Permit holders are allowed to carry in state parks, as long as the following conditions are met:
“[…]nothing in this paragraph shall prohibit a licensee from carrying a concealed firearm onto the real property, bikeway, or trail in a park regulated by the Department of Natural Resources or any other designated public hunting area or building where firearm possession is permitted as established by the Department of Natural Resources under Section 1.8 of the Wildlife Code.“
Generally speaking, permit holders may not carry in Illinois Department of Natural Resource offices and buildings, or in any are designated with an “ISP-approved sign prohibiting firearms”.
Am I Allowed To Conceal Carry In Restaurants?
Concealed carry in restaurants is a risk for permit holders. Any establishment which has “50% of the gross receipts within the prior 3 months from the sale of alcohol” is an area where concealed carry is forbidden.
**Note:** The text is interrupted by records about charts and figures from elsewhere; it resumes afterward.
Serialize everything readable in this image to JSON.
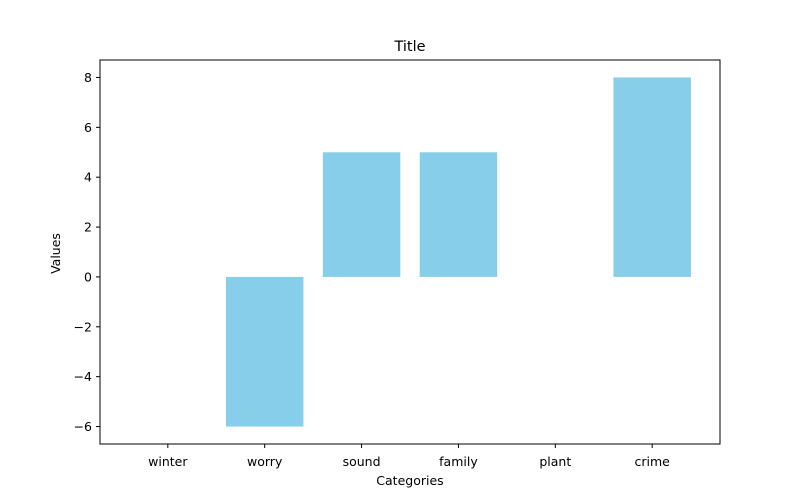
{
  "chart_data": {
    "type": "bar",
    "title": "Title",
    "xlabel": "Categories",
    "ylabel": "Values",
    "categories": [
      "winter",
      "worry",
      "sound",
      "family",
      "plant",
      "crime"
    ],
    "values": [
      0,
      -6,
      5,
      5,
      0,
      8
    ],
    "ylim": [
      -6.7,
      8.7
    ],
    "yticks": [
      -6,
      -4,
      -2,
      0,
      2,
      4,
      6,
      8
    ],
    "ytick_labels": [
      "−6",
      "−4",
      "−2",
      "0",
      "2",
      "4",
      "6",
      "8"
    ],
    "bar_color": "#87CEEB",
    "grid": false,
    "legend": "none"
  }
}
Furthermore, Illinois considers it an unlawful use of weapons, when a person:
“Carries or possesses any firearm, stun gun or taser or other deadly weapon in any place which is licensed to sell intoxicating beverages“
Therefore, for all intents and purposes, it is not legal to carry concealed in restaurants. Given the citation of the code above, it is expressly forbidden to conceal carry in a bar.
Can I Conceal Carry in a Church?
Unlike medical facilities, it is legal for a concealed carry permit holder to carry in a place of worship, unless there is posted signage prohibiting the carry of firearms. Any private property owner can post this signage and must be obeyed by persons carrying a concealed firearm.
Can I Conceal Carry in a Bank?
Under Illinois code, it is not illegal to carry into a bank. However, if there is posted signage prohibiting the carry of firearms on the premises it must be obeyed.
Can I Conceal Carry in a Hospital?
Illinois code specifically lists hospitals as areas that are prohibited areas for concealed carry. Therefore, even with a concealed carry permit, individuals should NOT carry a firearm onto the grounds of a hospital or other medical facility. It is worth noting that this includes any public or private facility as well as nursing homes.
The content of this page is for informational purposes. It is not intended as a substitute for legal council, or intended as legal advice. It is recommended that you inquire with the state about the validity of the information contained herein.